We store in the meta-data the index columns so that you can create a unique index on the data-frame.

[10]:
display(bea_tbl.set_index(bea_tbl.attrs['index_cols']).head(2))
TableName SeriesCode LineDescription METRIC_NAME CL_UNIT UNIT_MULT DataValue NoteRef
LineNumber TimePeriod
1 2015Q1 T20305 DPCERC Personal consumption expenditures (PCE) Current Dollars Level 6 12083904 T20305
2015Q2 T20305 DPCERC Personal consumption expenditures (PCE) Current Dollars Level 6 12224707 T20305

Extra meta-data from the API is returned in a dictionary in the attributes called detail and can vary based on the dataset.

[11]:
print('Extra detail keys:' + str(bea_tbl.attrs['detail'].keys()))
print("Let's look at some interesting ones.")
print('Statistic: ' + bea_tbl.attrs['detail']['Statistic'])
print("Notes corresponding to NoteRef:")
display(bea_tbl.attrs['detail']['Notes'].head())
Extra detail keys:dict_keys(['Statistic', 'UTCProductionTime', 'Dimensions', 'Notes'])
Let's look at some interesting ones.
Statistic: NIPA Table
Notes corresponding to NoteRef:
NoteRef NoteText
0 T20305 Table 2.3.5. Personal Consumption Expenditures...
1 T20305.1 1. Net expenses of NPISHs, defined as their gr...
2 T20305.2 2. Gross output is net of unrelated sales, sec...
3 T20305.3 3. Excludes unrelated sales, secondary sales, ...
4 T20305.4 4. Food consists of food and beverages purchas...

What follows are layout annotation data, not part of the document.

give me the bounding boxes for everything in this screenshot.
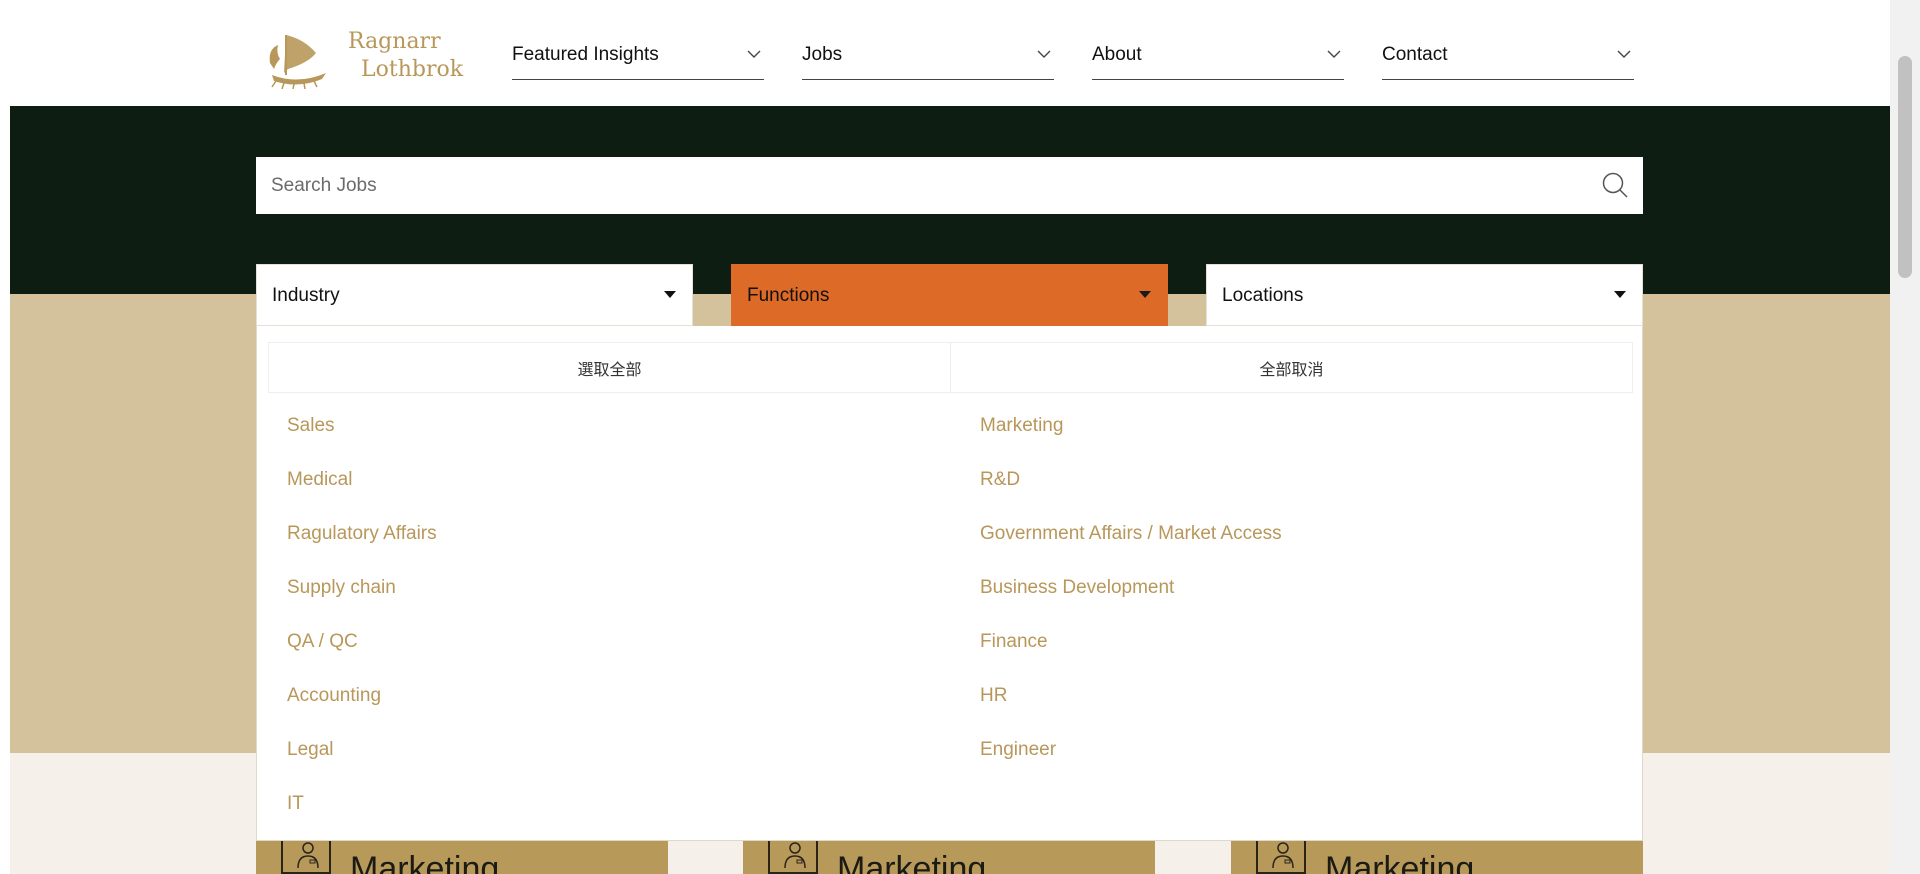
option-medical[interactable]: Medical bbox=[287, 469, 352, 491]
select-all-button[interactable]: 選取全部 bbox=[269, 343, 950, 392]
option-legal[interactable]: Legal bbox=[287, 739, 334, 761]
option-it[interactable]: IT bbox=[287, 793, 304, 815]
person-badge-icon bbox=[768, 840, 818, 874]
job-card[interactable]: Marketing bbox=[256, 840, 668, 874]
brand-line2: Lothbrok bbox=[361, 57, 464, 82]
viking-ship-logo-icon bbox=[269, 35, 326, 89]
caret-down-icon bbox=[1614, 291, 1626, 298]
deselect-all-button[interactable]: 全部取消 bbox=[950, 343, 1632, 392]
card-title: Marketing bbox=[1325, 850, 1475, 874]
caret-down-icon bbox=[664, 291, 676, 298]
brand-line1: Ragnarr bbox=[348, 29, 441, 54]
industry-label: Industry bbox=[272, 285, 340, 306]
option-government-affairs[interactable]: Government Affairs / Market Access bbox=[980, 523, 1282, 545]
scrollbar-thumb[interactable] bbox=[1898, 56, 1912, 278]
search-icon[interactable] bbox=[1601, 171, 1629, 199]
nav-featured-insights[interactable]: Featured Insights bbox=[512, 38, 764, 80]
site-header: Ragnarr Lothbrok Featured Insights Jobs … bbox=[0, 0, 1890, 106]
option-marketing[interactable]: Marketing bbox=[980, 415, 1063, 437]
card-title: Marketing bbox=[837, 850, 987, 874]
person-badge-icon bbox=[1256, 840, 1306, 874]
option-regulatory-affairs[interactable]: Ragulatory Affairs bbox=[287, 523, 437, 545]
locations-label: Locations bbox=[1222, 285, 1304, 306]
nav-contact[interactable]: Contact bbox=[1382, 38, 1634, 80]
locations-dropdown[interactable]: Locations bbox=[1206, 264, 1643, 326]
chevron-down-icon bbox=[747, 50, 761, 58]
nav-label: About bbox=[1092, 44, 1142, 65]
functions-label: Functions bbox=[747, 285, 830, 306]
option-engineer[interactable]: Engineer bbox=[980, 739, 1056, 761]
functions-dropdown[interactable]: Functions bbox=[731, 264, 1168, 326]
industry-dropdown[interactable]: Industry bbox=[256, 264, 693, 326]
brand-logo[interactable]: Ragnarr Lothbrok bbox=[264, 22, 463, 90]
option-rnd[interactable]: R&D bbox=[980, 469, 1020, 491]
person-badge-icon bbox=[281, 840, 331, 874]
nav-label: Jobs bbox=[802, 44, 843, 65]
card-title: Marketing bbox=[350, 850, 500, 874]
chevron-down-icon bbox=[1327, 50, 1341, 58]
option-qa-qc[interactable]: QA / QC bbox=[287, 631, 358, 653]
option-finance[interactable]: Finance bbox=[980, 631, 1048, 653]
option-supply-chain[interactable]: Supply chain bbox=[287, 577, 396, 599]
option-business-development[interactable]: Business Development bbox=[980, 577, 1174, 599]
job-card[interactable]: Marketing bbox=[743, 840, 1155, 874]
nav-jobs[interactable]: Jobs bbox=[802, 38, 1054, 80]
chevron-down-icon bbox=[1617, 50, 1631, 58]
chevron-down-icon bbox=[1037, 50, 1051, 58]
caret-down-icon bbox=[1139, 291, 1151, 298]
option-hr[interactable]: HR bbox=[980, 685, 1007, 707]
job-card[interactable]: Marketing bbox=[1231, 840, 1643, 874]
page-scrollbar[interactable] bbox=[1890, 0, 1920, 874]
panel-actions: 選取全部 全部取消 bbox=[268, 342, 1633, 393]
job-search-bar bbox=[256, 157, 1643, 214]
option-accounting[interactable]: Accounting bbox=[287, 685, 381, 707]
option-sales[interactable]: Sales bbox=[287, 415, 335, 437]
search-input[interactable] bbox=[256, 157, 1556, 214]
nav-label: Featured Insights bbox=[512, 44, 659, 65]
nav-about[interactable]: About bbox=[1092, 38, 1344, 80]
nav-label: Contact bbox=[1382, 44, 1448, 65]
functions-options-panel: 選取全部 全部取消 Sales Marketing Medical R&D Ra… bbox=[256, 326, 1643, 841]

To retrieve a limited selection of multiple years, list all the years you want to retrieve. For example, to retrieve data for 2011-2015, use Year="2011,2012,2013,2014,2015"

The API documentation includes information about the specific parameters required by get_data().

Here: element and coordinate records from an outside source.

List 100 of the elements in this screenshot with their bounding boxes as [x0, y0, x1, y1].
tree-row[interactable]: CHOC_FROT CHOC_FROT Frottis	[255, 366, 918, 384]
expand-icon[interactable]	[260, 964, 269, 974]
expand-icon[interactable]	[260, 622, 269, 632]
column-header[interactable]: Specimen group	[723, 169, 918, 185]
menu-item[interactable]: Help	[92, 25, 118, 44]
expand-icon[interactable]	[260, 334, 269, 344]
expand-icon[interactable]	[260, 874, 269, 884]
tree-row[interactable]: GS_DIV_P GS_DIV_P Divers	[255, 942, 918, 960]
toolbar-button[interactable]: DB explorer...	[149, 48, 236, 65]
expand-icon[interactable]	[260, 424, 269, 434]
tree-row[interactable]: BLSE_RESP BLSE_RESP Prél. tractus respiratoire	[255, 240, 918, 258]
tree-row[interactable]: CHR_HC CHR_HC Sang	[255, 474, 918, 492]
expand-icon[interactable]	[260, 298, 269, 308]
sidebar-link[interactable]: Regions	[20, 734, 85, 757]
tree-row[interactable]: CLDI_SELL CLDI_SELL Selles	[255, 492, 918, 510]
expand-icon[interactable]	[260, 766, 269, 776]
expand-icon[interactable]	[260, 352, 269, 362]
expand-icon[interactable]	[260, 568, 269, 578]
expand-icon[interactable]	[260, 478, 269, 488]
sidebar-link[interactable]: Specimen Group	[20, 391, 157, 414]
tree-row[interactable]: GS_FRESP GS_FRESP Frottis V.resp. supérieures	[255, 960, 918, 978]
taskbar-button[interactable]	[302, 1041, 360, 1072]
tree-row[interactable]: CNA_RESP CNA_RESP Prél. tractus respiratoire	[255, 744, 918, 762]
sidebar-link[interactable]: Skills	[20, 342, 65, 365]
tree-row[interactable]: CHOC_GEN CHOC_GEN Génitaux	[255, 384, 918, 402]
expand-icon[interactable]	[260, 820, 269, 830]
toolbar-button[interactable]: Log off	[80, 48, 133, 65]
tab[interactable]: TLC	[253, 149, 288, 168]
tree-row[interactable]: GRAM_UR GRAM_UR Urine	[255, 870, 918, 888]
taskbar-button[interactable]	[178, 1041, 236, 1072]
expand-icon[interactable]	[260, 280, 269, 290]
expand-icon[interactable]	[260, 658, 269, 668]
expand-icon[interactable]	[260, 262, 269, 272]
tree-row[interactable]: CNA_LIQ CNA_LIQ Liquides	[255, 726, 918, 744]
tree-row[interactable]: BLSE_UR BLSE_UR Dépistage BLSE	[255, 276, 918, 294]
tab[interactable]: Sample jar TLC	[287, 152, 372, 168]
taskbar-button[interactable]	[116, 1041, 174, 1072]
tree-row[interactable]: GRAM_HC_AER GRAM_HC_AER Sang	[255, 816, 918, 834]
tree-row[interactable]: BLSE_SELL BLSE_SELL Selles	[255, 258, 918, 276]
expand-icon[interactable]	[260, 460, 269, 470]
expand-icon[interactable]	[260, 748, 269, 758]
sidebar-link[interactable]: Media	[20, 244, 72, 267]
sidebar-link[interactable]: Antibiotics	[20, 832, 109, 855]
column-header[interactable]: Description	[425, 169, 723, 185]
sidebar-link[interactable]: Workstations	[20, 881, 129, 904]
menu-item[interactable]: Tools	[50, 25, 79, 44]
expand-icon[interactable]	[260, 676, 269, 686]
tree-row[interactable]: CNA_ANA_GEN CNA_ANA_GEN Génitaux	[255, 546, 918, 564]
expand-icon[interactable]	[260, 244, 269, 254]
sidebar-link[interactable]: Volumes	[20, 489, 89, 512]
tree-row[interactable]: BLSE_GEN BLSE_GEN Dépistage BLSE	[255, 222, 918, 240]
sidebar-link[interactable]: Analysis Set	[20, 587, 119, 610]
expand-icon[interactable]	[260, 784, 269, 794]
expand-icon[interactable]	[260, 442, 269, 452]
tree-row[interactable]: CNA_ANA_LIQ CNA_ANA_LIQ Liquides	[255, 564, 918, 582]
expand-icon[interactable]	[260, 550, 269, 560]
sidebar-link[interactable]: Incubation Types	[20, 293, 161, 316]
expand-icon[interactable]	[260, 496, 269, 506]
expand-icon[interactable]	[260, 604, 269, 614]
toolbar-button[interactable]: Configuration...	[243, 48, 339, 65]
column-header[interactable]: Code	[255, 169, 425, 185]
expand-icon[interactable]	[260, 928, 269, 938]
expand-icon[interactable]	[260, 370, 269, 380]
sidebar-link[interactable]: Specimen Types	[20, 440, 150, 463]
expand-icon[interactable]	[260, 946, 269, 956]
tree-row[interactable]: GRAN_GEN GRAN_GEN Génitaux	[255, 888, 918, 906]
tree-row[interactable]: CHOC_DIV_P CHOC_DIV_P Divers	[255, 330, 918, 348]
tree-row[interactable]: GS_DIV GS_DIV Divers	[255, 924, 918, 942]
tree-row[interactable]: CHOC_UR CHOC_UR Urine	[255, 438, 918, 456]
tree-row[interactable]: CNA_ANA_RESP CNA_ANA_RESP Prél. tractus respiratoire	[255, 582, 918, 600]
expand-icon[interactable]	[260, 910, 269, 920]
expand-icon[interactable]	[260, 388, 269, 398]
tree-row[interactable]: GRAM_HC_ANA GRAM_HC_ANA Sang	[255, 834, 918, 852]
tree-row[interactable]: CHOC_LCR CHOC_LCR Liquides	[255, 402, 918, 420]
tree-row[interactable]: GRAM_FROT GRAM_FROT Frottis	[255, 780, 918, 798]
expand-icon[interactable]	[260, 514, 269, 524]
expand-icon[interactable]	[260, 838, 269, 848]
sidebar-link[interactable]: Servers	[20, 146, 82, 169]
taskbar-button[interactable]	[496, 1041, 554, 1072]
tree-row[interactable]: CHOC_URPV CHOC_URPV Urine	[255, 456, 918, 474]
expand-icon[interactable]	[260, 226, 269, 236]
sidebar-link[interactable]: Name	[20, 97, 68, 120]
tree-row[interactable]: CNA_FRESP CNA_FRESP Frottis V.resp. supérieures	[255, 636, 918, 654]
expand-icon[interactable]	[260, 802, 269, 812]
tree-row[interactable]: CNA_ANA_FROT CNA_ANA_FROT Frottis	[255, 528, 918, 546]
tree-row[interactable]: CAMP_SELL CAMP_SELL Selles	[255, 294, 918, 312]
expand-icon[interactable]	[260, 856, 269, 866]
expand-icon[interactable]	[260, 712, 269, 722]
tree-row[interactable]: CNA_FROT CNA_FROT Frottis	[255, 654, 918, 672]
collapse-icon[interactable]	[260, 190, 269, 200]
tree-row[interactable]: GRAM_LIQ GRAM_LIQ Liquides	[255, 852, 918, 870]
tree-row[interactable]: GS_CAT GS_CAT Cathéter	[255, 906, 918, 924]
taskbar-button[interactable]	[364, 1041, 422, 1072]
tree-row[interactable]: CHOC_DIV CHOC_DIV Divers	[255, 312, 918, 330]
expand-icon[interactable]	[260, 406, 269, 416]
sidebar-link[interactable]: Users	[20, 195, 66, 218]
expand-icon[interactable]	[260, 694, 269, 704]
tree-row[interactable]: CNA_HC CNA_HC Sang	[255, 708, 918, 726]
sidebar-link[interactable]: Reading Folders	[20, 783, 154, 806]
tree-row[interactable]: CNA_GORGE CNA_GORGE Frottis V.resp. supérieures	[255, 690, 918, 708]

If you would like to format the data in a wide format so that different variables (in this case LineNumbers) are different rows, you can use to_wide_vars_to_cols().

[12]:
display(beaapi.to_wide_vars_in_cols(bea_tbl).head(3))
LineNumber 1 2 3 4 5 6 7 8 9 10 ... 19 20 21 22 23 24 25 26 27 28
TimePeriod
2015Q1 12083904 3867908 1283823 465426 285887 332965 199546 2584085 917371 366171 ... 814298 960760 992461 362114 1367850 1005736 10619844 546689 10570891 9107467
2015Q2 12224707 3927357 1309627 481820 292631 333600 201577 2617730 916930 368315 ... 828712 977198 1003757 363147 1374002 1010855 10759482 548295 10693235 9228648
2015Q3 12347752 3960436 1318493 481620 297306 337083 202483 2641944 924494 370385 ... 836130 978430 1012278 373825 1385653 1011828 10877903 545354 10802962 9333737

3 rows × 28 columns

Advanced topics

Throttling: The BEA api limits requests to a maximum of 100/minute and 100MB/minute (as well as 30 errors/minute). If the user exceeds this, they will be denied access for 1 hour. This package will automatically self-throttle, so in general, the user does not have to worry about that.

See the docs for additional information on: - How to construct API queries to pull data from existing iTables.

Disclaimer

The United States Department of Commerce (DOC) GitHub project code is provided on an ‘as is’ basis and the user assumes responsibility for its use. DOC has relinquished control of the information and no longer has responsibility to protect the integrity, confidentiality, or availability of the information. Any claims against the Department of Commerce stemming from the use of its GitHub project will be governed by all applicable Federal law. Any reference to specific commercial products, processes, or services by service mark, trademark, manufacturer, or otherwise, does not constitute or imply their endorsement, recommendation or favoring by the Department of Commerce. The Department of Commerce seal and logo, or the seal and logo of a DOC bureau, shall not be used in any manner to imply endorsement of any commercial product or activity by DOC or the United States Government.

Use of this library may result in data being stored on users’ local machines. Specifically, local copies of BEA API metadata may be stored and automatically updated in the beaapi_data directory (unless otherwise changed) in order to improve performance of search_metadata().